Tourists also seem to not be aware of the night quiet laws. City wide, buildings and streets should be quiet from 10pm to 8am. These laws are posted on signs, both in Czech and English, around the city – they’re not a secret. Most hotels, AirBnBs, and other room rental services tell guests when they arrive. Yet people constantly seem to forget. You don’t have parties at your place, don’t pregame, don’t have people over late to party at home. Locals meet people somewhere, bounce from pub to bar together, or at least meet in a square before choosing to go somewhere together. Point being, people rarely ever go to each others’ homes, and definitely not to party and make noise there.
Yet every night, our neighbors (the rented out room, through AirBnB and other sources) can be heard making a ton of noise, playing loud music and yelling, until the wee hours of the morning. We live next to a tram stop, and if we open the windows in the middle of the night, we always hear too-loud voices and drunk laughter floating up from the street. I hope they’re having fun, yeah, but that’s not enough to make me feel better about losing sleep because they’re too loud (even though it was definitely louder in my college dorm and the hotel rooms I stayed in in New York City).
In general, Czechs don’t talk loudly. People walk around the streets at all hours of the day talking to each other, but you can’t hear them at all if you’re more than 10 feet away from them. It took a while for me to get used to this – Cal and I practiced talking quietly to each other while walking around at night. Now I talk so quietly that my parents probably won’t be able to hear me at dinner, even in their own home where nothing else is making any sound (this was a problem before I left too, because I don’t like being loud or disruptive at all to the people around me and they’re losing their hearing).
(The more I think about it, the more Prague was the perfect place for me to end up, even though I knew next to nothing about the place and absolutely none of these unwritten rules before I got here.)

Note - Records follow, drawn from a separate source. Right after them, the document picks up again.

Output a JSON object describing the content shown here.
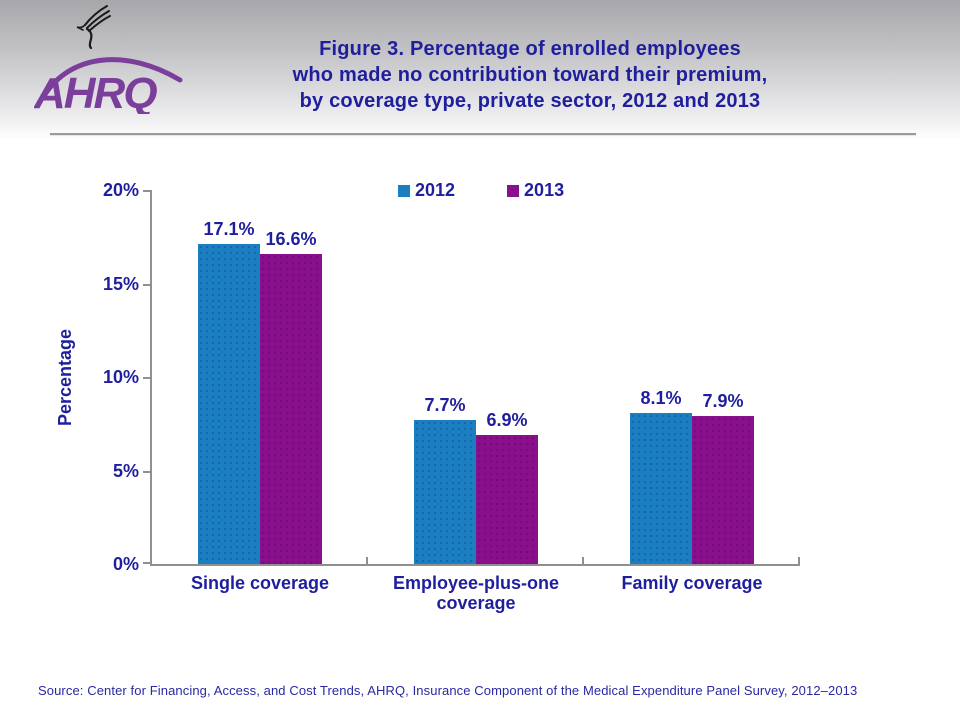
{
  "colors": {
    "header_gradient_top": "#A7A7AB",
    "series_2012": "#1B7EC0",
    "series_2013": "#8A0F8A",
    "heading_text": "#1F1F9E",
    "chart_text": "#1F1F9E",
    "source_text": "#2929A3",
    "axis_line": "#909090",
    "logo_purple": "#7B3F9B",
    "divider": "#9B9B9B"
  },
  "header": {
    "eagle_icon": "hhs-eagle",
    "logo_text": "AHRQ",
    "title_lines": [
      "Figure 3. Percentage of enrolled employees",
      "who made no contribution toward their premium,",
      "by coverage type, private sector, 2012 and 2013"
    ]
  },
  "chart_data": {
    "type": "bar",
    "title": "Figure 3. Percentage of enrolled employees who made no contribution toward their premium, by coverage type, private sector, 2012 and 2013",
    "categories": [
      "Single coverage",
      "Employee-plus-one coverage",
      "Family coverage"
    ],
    "series": [
      {
        "name": "2012",
        "color": "#1B7EC0",
        "values": [
          17.1,
          7.7,
          8.1
        ]
      },
      {
        "name": "2013",
        "color": "#8A0F8A",
        "values": [
          16.6,
          6.9,
          7.9
        ]
      }
    ],
    "value_labels": [
      [
        "17.1%",
        "7.7%",
        "8.1%"
      ],
      [
        "16.6%",
        "6.9%",
        "7.9%"
      ]
    ],
    "xlabel": "",
    "ylabel": "Percentage",
    "ylim": [
      0,
      20
    ],
    "yticks": [
      0,
      5,
      10,
      15,
      20
    ],
    "ytick_labels": [
      "0%",
      "5%",
      "10%",
      "15%",
      "20%"
    ],
    "legend_position": "top-center",
    "grid": false
  },
  "footer": {
    "source": "Source: Center for Financing, Access, and Cost Trends, AHRQ, Insurance Component of the Medical Expenditure Panel Survey, 2012–2013"
  }
}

I want to be clear, I’m not mad at the tourists for not knowing this. How could they? It’s not something that’s really advertised. They’re the “unwritten rules” for a reason.
It just seems to me that they have a different goal here than I do when visiting a place. When I’m a tourist somewhere, I try my best to follow the social cues set for me. When I was in London, I walked and stood on the escalator on what felt like the wrong side. When I’m in a big city like New York, I’m always conscious of the people around me who are frustrated with other slow walkers or tourists stopping to take pictures, and make a conscious effort to stay to the very side of the sidewalk and only to stop where I won’t be in anyone’s way. I try to blend in, but a lot of people I know don’t mind sticking out. I couldn’t tell you why I try so hard to blend in, not without a lot of self-psychoanalysis that I don’t have the patience to do at the moment, but I like traveling and living that way.
Long story short, tour how you want to. But if you’re doing gross stuff, even if it’s not gross or impolite to you, people are going to give you second glances and judge because “that’s not how it’s done.”